A simple single line, triple-quoted comment is giving syntax error. Why?

Ian Kelly ian.g.kelly at gmail.com
Thu Mar 26 19:27:00 EDT 2015


On Thu, Mar 26, 2015 at 12:54 PM, Thomas 'PointedEars' Lahn
<PointedEars at web.de> wrote:
> Ian Kelly wrote:
>> What I mean is that if you construct a parse tree of "foo" "bar" using
>> that grammar, it looks like this:
>>
>>      expr
>>        |
>>     STRING+
>>      /   \
>> STRING  STRING
>> […]
>>
>> There is only one expr node, and it contains both STRING tokens.
>
> Prove it.

I'm not going to expend the effort that would be required to go
through the entire Python grammar step-by-step and exhaustively prove
that "foo" "bar" can unambiguously only be produced as a single expr.
If you believe otherwise, show a parse tree that parses these as
separate expressions.

> But be warned: Neither would prove that a string literal is not an
> expression.

I've not claimed that a string literal is not an expression. My claim
is that a literal consisting of the implicit concatenation of more
than one string token is can only be parsed as one expression, not
several. Parsing "foo" "bar"

>  Because you did not consider the most simple variant of an AST
> (or subtree) according to this grammar:
>
>     expr
>      |
>    STRING

Of course I did. This is again *exactly* what I was talking about in
reference to parsing the individual strings in isolation.

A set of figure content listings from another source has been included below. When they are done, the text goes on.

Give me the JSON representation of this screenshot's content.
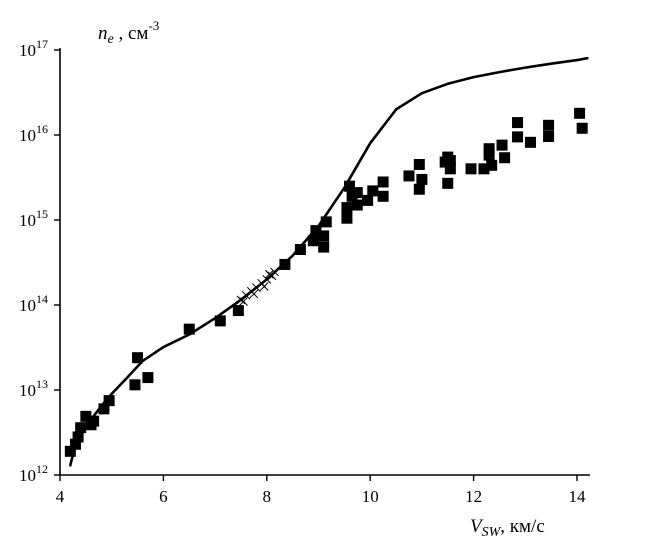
{
  "chart_data": {
    "type": "scatter",
    "x_axis": {
      "label_main": "V",
      "label_sub": "SW",
      "label_unit": ", км/с",
      "ticks": [
        4,
        6,
        8,
        10,
        12,
        14
      ],
      "range": [
        4,
        14
      ]
    },
    "y_axis": {
      "scale": "log",
      "label_main": "n",
      "label_sub": "e",
      "label_unit": " , см",
      "label_exp": "-3",
      "tick_base": "10",
      "tick_exponents": [
        "12",
        "13",
        "14",
        "15",
        "16",
        "17"
      ],
      "range": [
        1000000000000.0,
        1e+17
      ]
    },
    "grid": false,
    "series": [
      {
        "kind": "line",
        "x": [
          4.2,
          4.3,
          4.45,
          4.6,
          4.8,
          5.0,
          5.3,
          5.6,
          6.0,
          6.5,
          7.0,
          7.5,
          8.0,
          8.5,
          9.0,
          9.5,
          10.0,
          10.5,
          11.0,
          11.5,
          12.0,
          12.5,
          13.0,
          13.5,
          14.0,
          14.2
        ],
        "y": [
          1300000000000.0,
          2300000000000.0,
          3400000000000.0,
          4500000000000.0,
          6500000000000.0,
          9000000000000.0,
          14000000000000.0,
          22000000000000.0,
          32000000000000.0,
          45000000000000.0,
          70000000000000.0,
          115000000000000.0,
          200000000000000.0,
          380000000000000.0,
          850000000000000.0,
          2400000000000000.0,
          8000000000000000.0,
          2e+16,
          3.1e+16,
          4e+16,
          4.8e+16,
          5.5e+16,
          6.2e+16,
          6.9e+16,
          7.6e+16,
          8e+16
        ]
      },
      {
        "kind": "points",
        "marker": "square",
        "x": [
          4.2,
          4.3,
          4.35,
          4.4,
          4.5,
          4.6,
          4.65,
          4.85,
          4.95,
          5.45,
          5.5,
          5.7,
          6.5,
          7.1,
          7.45,
          8.35,
          8.65,
          8.95,
          8.9,
          9.1,
          9.15,
          9.1,
          9.55,
          9.6,
          9.55,
          9.65,
          9.75,
          9.75,
          9.95,
          10.05,
          10.25,
          10.25,
          10.75,
          10.95,
          11.0,
          10.95,
          11.45,
          11.5,
          11.55,
          11.55,
          11.5,
          11.95,
          12.2,
          12.3,
          12.35,
          12.3,
          12.55,
          12.6,
          12.85,
          12.85,
          13.1,
          13.45,
          13.45,
          14.05,
          14.1
        ],
        "y": [
          1900000000000.0,
          2300000000000.0,
          2800000000000.0,
          3600000000000.0,
          4900000000000.0,
          3900000000000.0,
          4300000000000.0,
          6000000000000.0,
          7500000000000.0,
          11500000000000.0,
          24000000000000.0,
          14000000000000.0,
          52000000000000.0,
          65000000000000.0,
          86000000000000.0,
          300000000000000.0,
          450000000000000.0,
          750000000000000.0,
          570000000000000.0,
          650000000000000.0,
          950000000000000.0,
          480000000000000.0,
          1400000000000000.0,
          2500000000000000.0,
          1050000000000000.0,
          1900000000000000.0,
          1500000000000000.0,
          2100000000000000.0,
          1700000000000000.0,
          2200000000000000.0,
          2800000000000000.0,
          1900000000000000.0,
          3300000000000000.0,
          4500000000000000.0,
          3000000000000000.0,
          2300000000000000.0,
          4800000000000000.0,
          5500000000000000.0,
          5000000000000000.0,
          4000000000000000.0,
          2700000000000000.0,
          4000000000000000.0,
          4000000000000000.0,
          5800000000000000.0,
          4400000000000000.0,
          6900000000000000.0,
          7600000000000000.0,
          5400000000000000.0,
          9500000000000000.0,
          1.4e+16,
          8200000000000000.0,
          9600000000000000.0,
          1.3e+16,
          1.8e+16,
          1.2e+16
        ]
      },
      {
        "kind": "points",
        "marker": "cross",
        "x": [
          7.5,
          7.6,
          7.7,
          7.8,
          7.9,
          8.0,
          8.1,
          7.55,
          7.75,
          7.95,
          8.05,
          8.15
        ],
        "y": [
          115000000000000.0,
          130000000000000.0,
          145000000000000.0,
          160000000000000.0,
          180000000000000.0,
          200000000000000.0,
          220000000000000.0,
          110000000000000.0,
          135000000000000.0,
          165000000000000.0,
          230000000000000.0,
          245000000000000.0
        ]
      }
    ]
  }
}
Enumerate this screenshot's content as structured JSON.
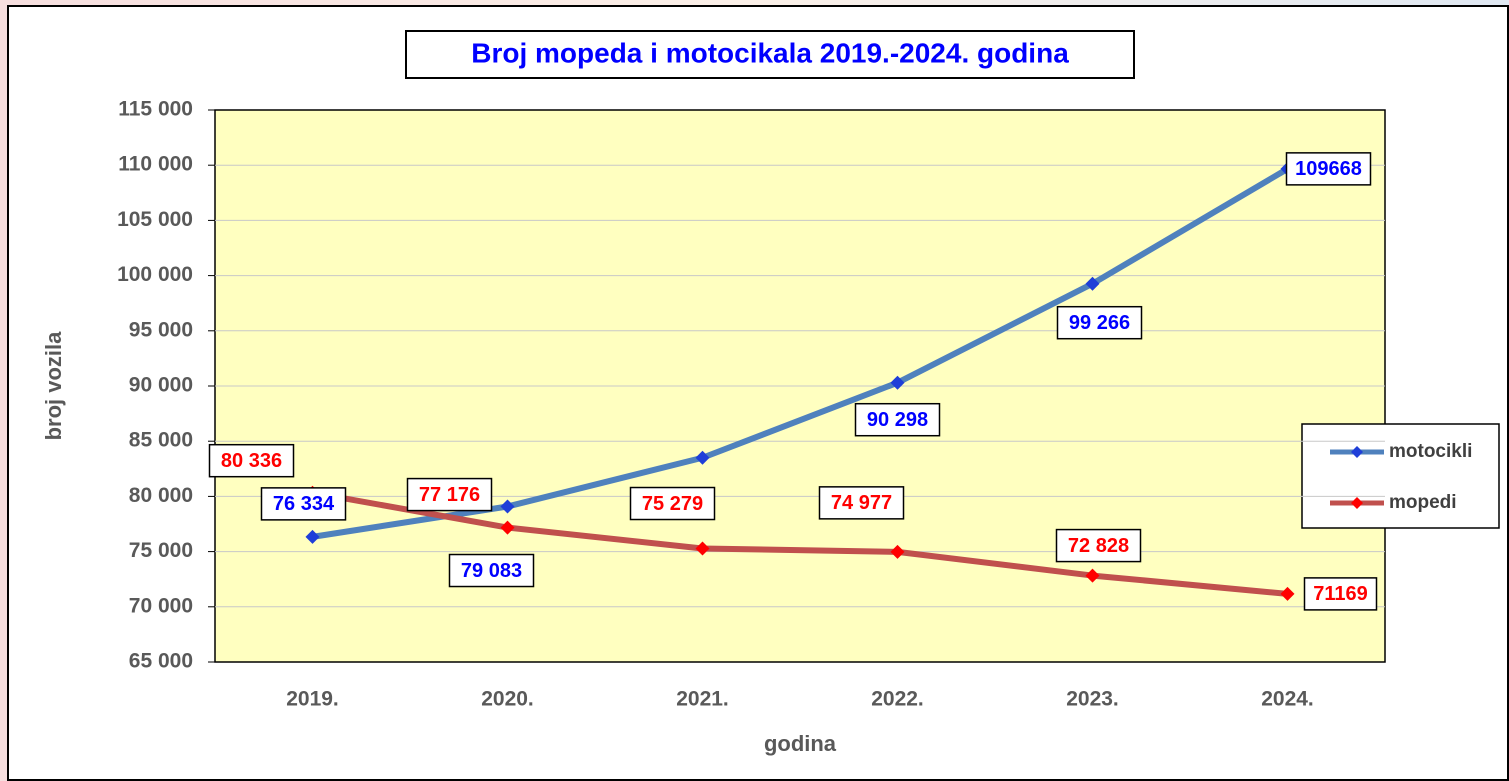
{
  "chart_data": {
    "type": "line",
    "title": "Broj  mopeda i motocikala 2019.-2024. godina",
    "x_label": "godina",
    "y_label": "broj vozila",
    "categories": [
      "2019.",
      "2020.",
      "2021.",
      "2022.",
      "2023.",
      "2024."
    ],
    "series": [
      {
        "name": "motocikli",
        "color": "#4f81bd",
        "marker_color": "#1f3fd8",
        "label_color": "#0000ff",
        "values": [
          76334,
          79083,
          83500,
          90298,
          99266,
          109668
        ],
        "value_labels": [
          "76 334",
          "79 083",
          null,
          "90 298",
          "99 266",
          "109668"
        ]
      },
      {
        "name": "mopedi",
        "color": "#c0504d",
        "marker_color": "#ff0000",
        "label_color": "#ff0000",
        "values": [
          80336,
          77176,
          75279,
          74977,
          72828,
          71169
        ],
        "value_labels": [
          "80 336",
          "77 176",
          "75 279",
          "74 977",
          "72 828",
          "71169"
        ]
      }
    ],
    "ylim": [
      65000,
      115000
    ],
    "yticks": [
      {
        "value": 65000,
        "label": "65 000"
      },
      {
        "value": 70000,
        "label": "70 000"
      },
      {
        "value": 75000,
        "label": "75 000"
      },
      {
        "value": 80000,
        "label": "80 000"
      },
      {
        "value": 85000,
        "label": "85 000"
      },
      {
        "value": 90000,
        "label": "90 000"
      },
      {
        "value": 95000,
        "label": "95 000"
      },
      {
        "value": 100000,
        "label": "100 000"
      },
      {
        "value": 105000,
        "label": "105 000"
      },
      {
        "value": 110000,
        "label": "110 000"
      },
      {
        "value": 115000,
        "label": "115 000"
      }
    ],
    "grid": true,
    "legend": "right"
  }
}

> Again, “STRING+” does _not_ mean “STRING STRING STRING*”; it means “STRING
> STRING*”.  The second and following STRINGs are *optional*.

Please stop speaking down to me. I'm quite familiar with basic concepts of EBNF.

>>> […] in the used flavour of EBNF the unquoted “+” following a goal symbol
>>> clearly means the occurrence of *at least one* of the immediately
>>> preceding symbol, meaning either one *or more than one*.
>>
>> It means one or more *tokens*, not one or more literals.
>
> Utter nonsense.  Have you ever written a parser?  (I have.)

Yes.

>  A literal *is*
> a token.  Whether two consecutive tokens end up as the same *node* in an AST
> is a *different* issue (that, again, was _not_ debated).

I was going to respond with a comment about how literals are a type of
expression, not token, using a literal tuple as an example of a
literal that is not a token. Then I checked the docs and noticed that
the language reference actually shies away from calling this a literal
and uses the phrase "container display" instead. Browsing through the
specifications of a few other languages (e.g. ECMAscript, which has
so-called "object literals"), they all seem to share the pattern of
using "literal" strictly to mean a type of token in their specs,
despite the word taking on a much broader meaning when writing
informally. So I'll have to concede that point as well.